Our study has several limitations. First, we merely hypothesized regarding the etiologies of the observed changes. Using the APC model, HCC mortality according to age, period, and cohort effects was reconsidered. Nevertheless, in this study, we used the median polishing setting as an assumption. Second, APC analysis has been widely used in the field of epidemiology in developing or recently developed countries for long-term cohort studies. Third, we did not have information from the accumulated format data set to adjust for confounding factors in the APC model, such as comorbidities or lifestyle. Isolated data are needed for future research to resolve this limitation. Fourth, to modify the regression procedure in the multistage method, we used the number of deaths due to HCC as the weight. Since the exact weight is not known, the use of various weights causes slight inflation within the estimated cohort effects. Ultimately, there are various APC estimation methods to solve the unrecognizable problem (for example, Holford uses linear and curvature trends to solve the unrecognizable problem 22). At the same time, the median polish provides complex assumptions in the form of conceptual conversion among APC models to evaluate the cohort effect with the fewest assumptions and easily applies a common format for contingency tables.

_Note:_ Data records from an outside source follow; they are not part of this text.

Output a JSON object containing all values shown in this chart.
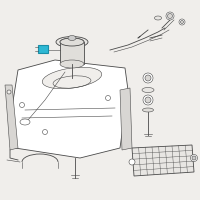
{
  "bg_color": "#f0eeeb",
  "line_color": "#4a4a4a",
  "highlight_color": "#2eb8d4",
  "figsize": [
    2.0,
    2.0
  ],
  "dpi": 100
}
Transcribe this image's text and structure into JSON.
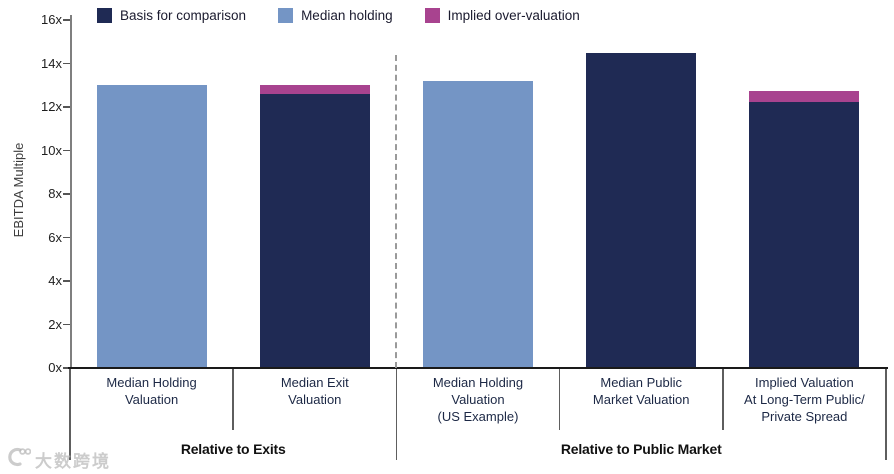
{
  "watermark": {
    "text": "大数跨境"
  },
  "colors": {
    "axis_line": "#1a1a1a",
    "y_axis_line": "#7f7f7f",
    "separator": "#5e5e5e",
    "dashed_divider": "#9a9a9a",
    "category_text": "#1c2845",
    "group_text": "#111111"
  },
  "chart_data": {
    "type": "bar",
    "stacked": true,
    "title": "",
    "ylabel": "EBITDA Multiple",
    "xlabel": "",
    "ylim": [
      0,
      16
    ],
    "ytick_step": 2,
    "ytick_suffix": "x",
    "grid": false,
    "legend_position": "top",
    "legend": [
      {
        "label": "Basis for comparison",
        "color": "#1f2a54"
      },
      {
        "label": "Median holding",
        "color": "#7495c5"
      },
      {
        "label": "Implied over-valuation",
        "color": "#a8438f"
      }
    ],
    "bars": [
      {
        "label_lines": [
          "Median Holding",
          "Valuation"
        ],
        "segments": [
          {
            "series": 1,
            "value": 13.0
          }
        ],
        "total": 13.0
      },
      {
        "label_lines": [
          "Median Exit",
          "Valuation"
        ],
        "segments": [
          {
            "series": 0,
            "value": 12.6
          },
          {
            "series": 2,
            "value": 0.4
          }
        ],
        "total": 13.0
      },
      {
        "label_lines": [
          "Median Holding",
          "Valuation",
          "(US Example)"
        ],
        "segments": [
          {
            "series": 1,
            "value": 13.2
          }
        ],
        "total": 13.2
      },
      {
        "label_lines": [
          "Median Public",
          "Market Valuation"
        ],
        "segments": [
          {
            "series": 0,
            "value": 14.5
          }
        ],
        "total": 14.5
      },
      {
        "label_lines": [
          "Implied Valuation",
          "At Long-Term Public/",
          "Private Spread"
        ],
        "segments": [
          {
            "series": 0,
            "value": 12.25
          },
          {
            "series": 2,
            "value": 0.5
          }
        ],
        "total": 12.75
      }
    ],
    "groups": [
      {
        "label": "Relative to Exits",
        "span": [
          0,
          2
        ]
      },
      {
        "label": "Relative to Public Market",
        "span": [
          2,
          5
        ]
      }
    ]
  }
}
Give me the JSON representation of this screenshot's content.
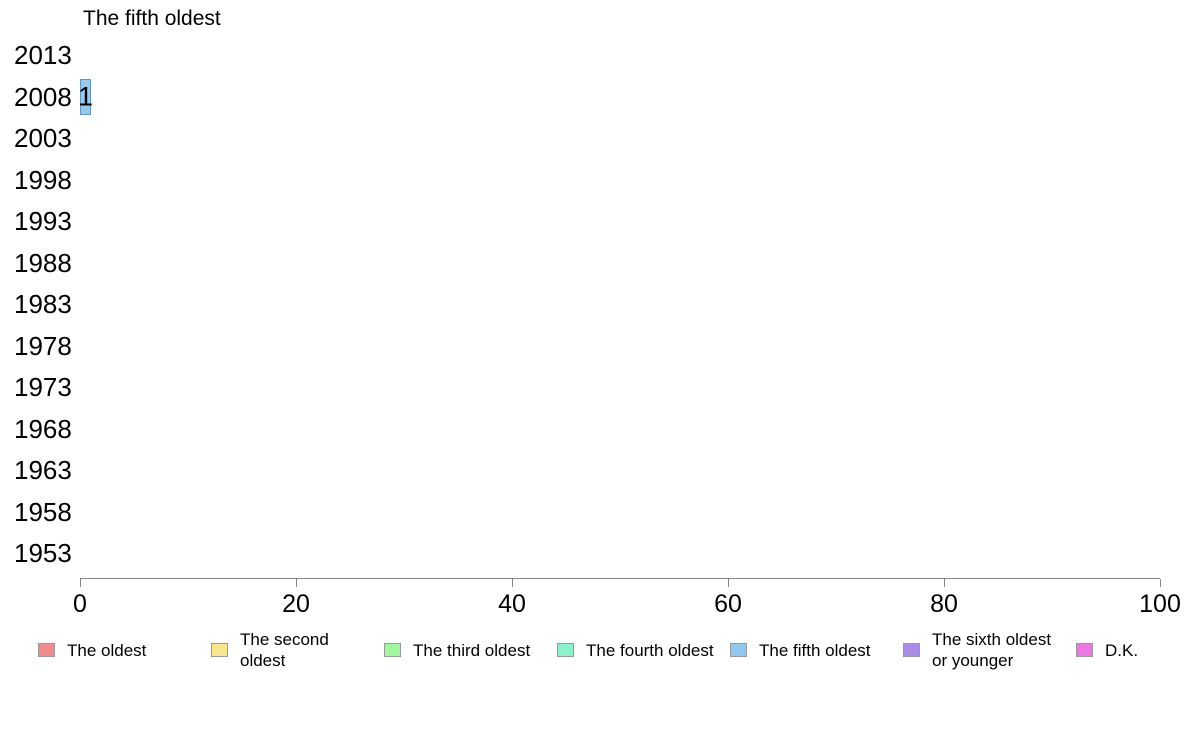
{
  "chart_data": {
    "type": "bar",
    "orientation": "horizontal",
    "title": "The fifth oldest",
    "categories": [
      "2013",
      "2008",
      "2003",
      "1998",
      "1993",
      "1988",
      "1983",
      "1978",
      "1973",
      "1968",
      "1963",
      "1958",
      "1953"
    ],
    "values": [
      0,
      1,
      0,
      0,
      0,
      0,
      0,
      0,
      0,
      0,
      0,
      0,
      0
    ],
    "bar_labels": [
      "",
      "1",
      "",
      "",
      "",
      "",
      "",
      "",
      "",
      "",
      "",
      "",
      ""
    ],
    "xlim": [
      0,
      100
    ],
    "x_ticks": [
      0,
      20,
      40,
      60,
      80,
      100
    ],
    "grid": false,
    "legend_position": "bottom",
    "series_name": "The fifth oldest",
    "bar_fill_color": "#97C9ED",
    "bar_border_color": "#5E97C7",
    "axis_color": "#888888",
    "legend": [
      {
        "label": "The oldest",
        "color": "#F28B8B"
      },
      {
        "label": "The second oldest",
        "color": "#F7E890"
      },
      {
        "label": "The third oldest",
        "color": "#9FF89C"
      },
      {
        "label": "The fourth oldest",
        "color": "#8BF2CA"
      },
      {
        "label": "The fifth oldest",
        "color": "#8FC7F0"
      },
      {
        "label": "The sixth oldest or younger",
        "color": "#A98BE8"
      },
      {
        "label": "D.K.",
        "color": "#F077E1"
      }
    ]
  }
}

Overall, the weighted mean effect with a comparatively narrow CI of each cohort was then allowed by the weighted estimation to modify the regression model. Briefly, for multistage methods, it is advisable to use weighted estimates of regression models to evaluate the cohort effects in age-period contingency table data.
The authors have nothing to disclose.
This work was supported by Taipei Tzu Chi Hospital TCRD-TPE-109-RT-8 (2/3) and TCRD-TPE-109-39 (2/2).